Scalability, process control, and modularity are some of the advantages that make flow biocatalysis a key-enabling technology for green and sustainable chemistry. In this context, rigid porous solid membranes hold the promise to expand the toolbox of flow biocatalysis due to their chemical stability and inertness. Yttrium-stabilized zirconia (YSZ) fulfills these properties; however, it has been scarcely exploited as a carrier for enzymes. Here, we discovered an unprecedented interaction between YSZ materials and His-tagged enzymes that enables the fabrication of multifunctional biocatalytic membranes for bioredox cascades. X-ray photoelectron spectroscopy suggests that enzyme immobilization is driven by coordination interactions between the imidazole groups of His-tags and both Zr and Y atoms. As model enzymes, we coimmobilized in-flow a thermophilic hydroxybutyryl-CoA dehydrogenase (TtHBDH-His) and a formate dehydrogenase (His-CbFDH) for the continuous asymmetric reduction of ethyl acetoacetate with in situ redox cofactor recycling. Fluorescence confocal microscopy deciphered the spatial organization of the two coimmobilized enzymes, pointing out the importance of the coimmobilization sequence. Finally, the coimmobilized system succeeded in situ, recycling the redox cofactor, maintaining the specific productivity using only 0.05 mM NADH, and accumulating a total enzyme turnover number of 4000 in 24 h. This work presents YSZ materials as ready-to-use carriers for the site-directed enzyme in-flow immobilization and the application of the resulting heterogeneous biocatalysts for continuous biomanufacturing.

Self-sufficient asymmetric reduction of ß-ketoesters catalysed by a novel and robust thermophilic alcohol dehydrogenase co-immobilised with NADH.

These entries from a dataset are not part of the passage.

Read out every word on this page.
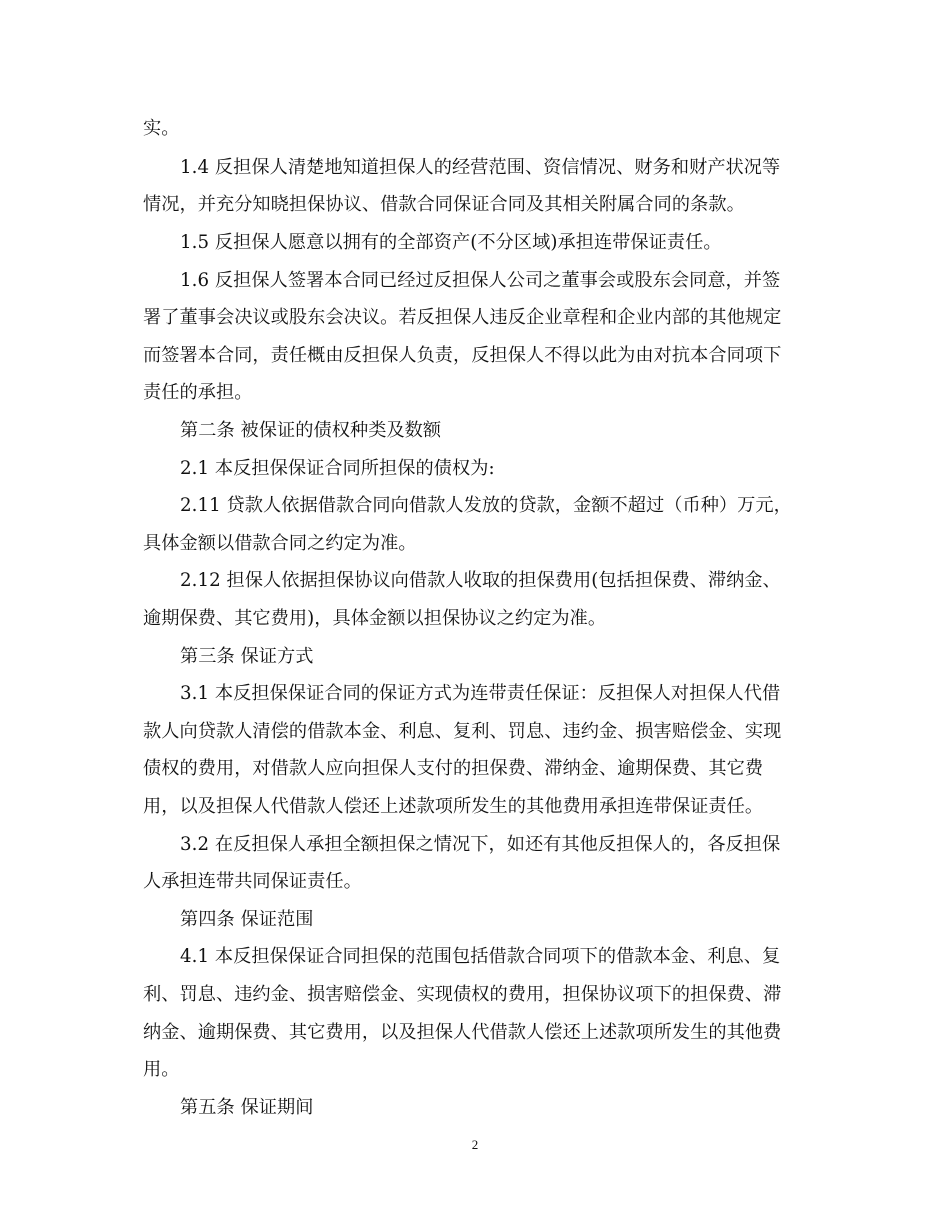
实。
1.4 反担保人清楚地知道担保人的经营范围、资信情况、财务和财产状况等
情况，并充分知晓担保协议、借款合同保证合同及其相关附属合同的条款。
1.5 反担保人愿意以拥有的全部资产(不分区域)承担连带保证责任。
1.6 反担保人签署本合同已经过反担保人公司之董事会或股东会同意，并签
署了董事会决议或股东会决议。若反担保人违反企业章程和企业内部的其他规定
而签署本合同，责任概由反担保人负责，反担保人不得以此为由对抗本合同项下
责任的承担。
第二条 被保证的债权种类及数额
2.1 本反担保保证合同所担保的债权为:
2.11 贷款人依据借款合同向借款人发放的贷款，金额不超过（币种）万元，
具体金额以借款合同之约定为准。
2.12 担保人依据担保协议向借款人收取的担保费用(包括担保费、滞纳金、
逾期保费、其它费用)，具体金额以担保协议之约定为准。
第三条 保证方式
3.1 本反担保保证合同的保证方式为连带责任保证：反担保人对担保人代借
款人向贷款人清偿的借款本金、利息、复利、罚息、违约金、损害赔偿金、实现
债权的费用，对借款人应向担保人支付的担保费、滞纳金、逾期保费、其它费
用，以及担保人代借款人偿还上述款项所发生的其他费用承担连带保证责任。
3.2 在反担保人承担全额担保之情况下，如还有其他反担保人的，各反担保
人承担连带共同保证责任。
第四条 保证范围
4.1 本反担保保证合同担保的范围包括借款合同项下的借款本金、利息、复
利、罚息、违约金、损害赔偿金、实现债权的费用，担保协议项下的担保费、滞
纳金、逾期保费、其它费用，以及担保人代借款人偿还上述款项所发生的其他费
用。
第五条 保证期间
2
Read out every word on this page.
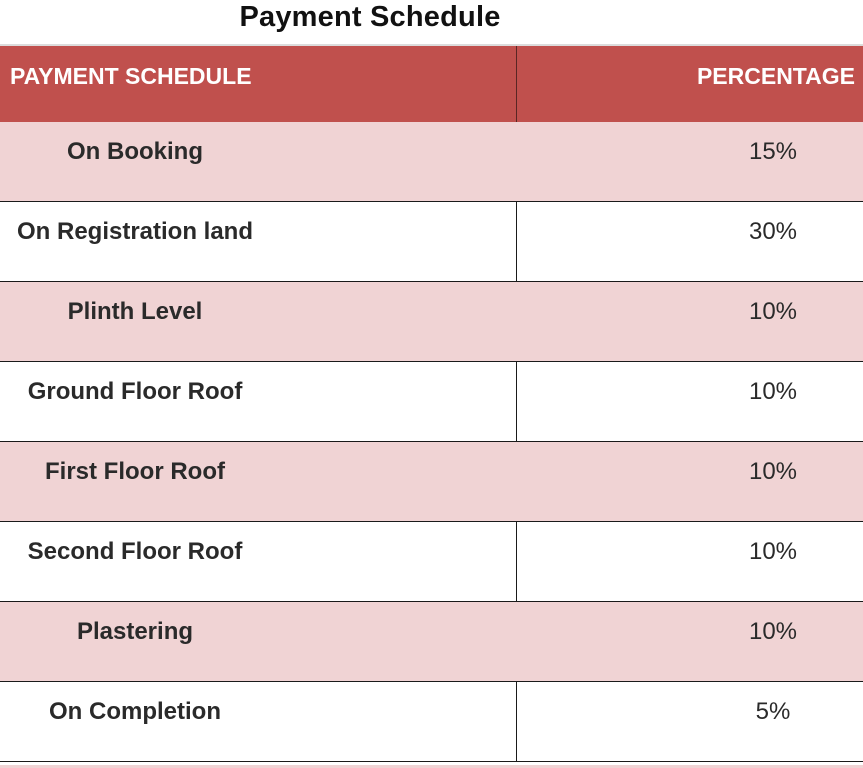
Payment Schedule
PAYMENT SCHEDULE	PERCENTAGE
On Booking	15%
On Registration land	30%
Plinth Level	10%
Ground Floor Roof	10%
First Floor Roof	10%
Second Floor Roof	10%
Plastering	10%
On Completion	5%
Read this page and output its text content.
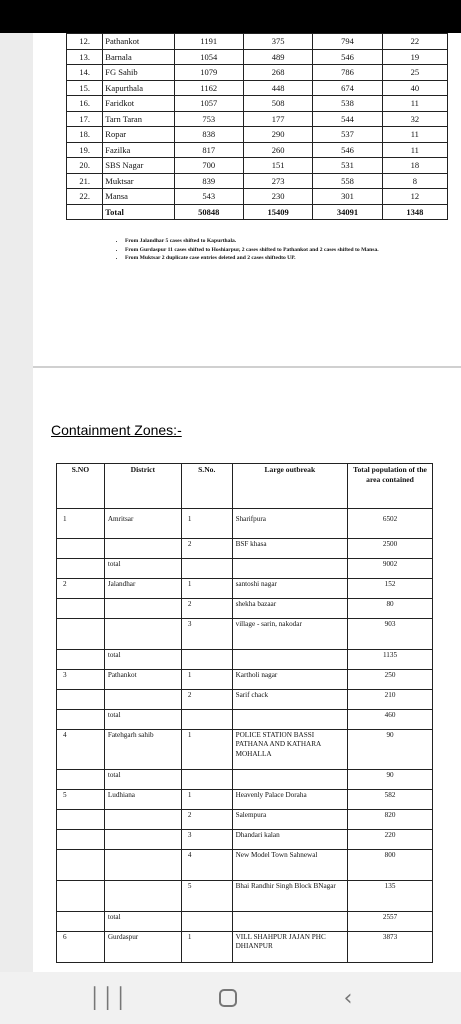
12.	Pathankot	1191	375	794	22
13.	Barnala	1054	489	546	19
14.	FG Sahib	1079	268	786	25
15.	Kapurthala	1162	448	674	40
16.	Faridkot	1057	508	538	11
17.	Tarn Taran	753	177	544	32
18.	Ropar	838	290	537	11
19.	Fazilka	817	260	546	11
20.	SBS Nagar	700	151	531	18
21.	Muktsar	839	273	558	8
22.	Mansa	543	230	301	12
	Total	50848	15409	34091	1348
• From Jalandhar 5 cases shifted to Kapurthala.
• From Gurdaspur 11 cases shifted to Hoshiarpur, 2 cases shifted to Pathankot and 2 cases shifted to Mansa.
• From Muktsar 2 duplicate case entries deleted and 2 cases shiftedto UP.
Containment Zones:-
S.NO	District	S.No.	Large outbreak	Total population of the area contained
1	Amritsar	1	Sharifpura	6502
		2	BSF khasa	2500
	total			9002
2	Jalandhar	1	santoshi nagar	152
		2	shekha bazaar	80
		3	village - sarin, nakodar	903
	total			1135
3	Pathankot	1	Kartholi nagar	250
		2	Sarif chack	210
	total			460
4	Fatehgarh sahib	1	POLICE STATION BASSI PATHANA AND KATHARA MOHALLA	90
	total			90
5	Ludhiana	1	Heavenly Palace Doraha	582
		2	Salempura	820
		3	Dhandari kalan	220
		4	New Model Town Sahnewal	800
		5	Bhai Randhir Singh Block BNagar	135
	total			2557
6	Gurdaspur	1	VILL SHAHPUR JAJAN PHC DHIANPUR	3873
│││	‹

ß-Hydroxyesters are essential building blocks utilised by the pharmaceutical and food industries in the synthesis of functional products. Beyond the conventional production methods based on chemical catalysis or whole-cell synthesis, the asymmetric reduction of ß-ketoesters with cell-free enzymes is gaining relevance. To this end, a novel thermophilic (S)-3-hydroxybutyryl-CoA dehydrogenase from Thermus thermophilus HB27 (Tt27-HBDH) has been expressed, purified and biochemically characterised, determining its substrate specificity towards ß-ketoesters and its dependence on NADH as a cofactor. The immobilization of Tt27-HBDH on agarose macroporous beads and its subsequent coating with polyethyleneimine has been found the best strategy to increase the stability and workability of the heterogeneous biocatalyst. Furthermore, we have embedded NADH in the cationic layer attached to the porous surface of the carrier. Since Tt27-HBDH catalyses cofactor recycling through 2-propanol oxidation, we achieve a self-sufficient heterogeneous biocatalyst where NADH is available for the immobilised enzymes but its lixiviation to the reaction bulk is avoided. Taking advantage of the autofluorescence of NADH, we demonstrate the activity of the enzyme towards the immobilised cofactor through single-particle analysis. Finally, we tested the operational stability in the asymmetric reduction of ß-ketoesters in batch, succeeding in the reuse of both the enzyme and the co-immobilised cofactor up to 10 reaction cycles.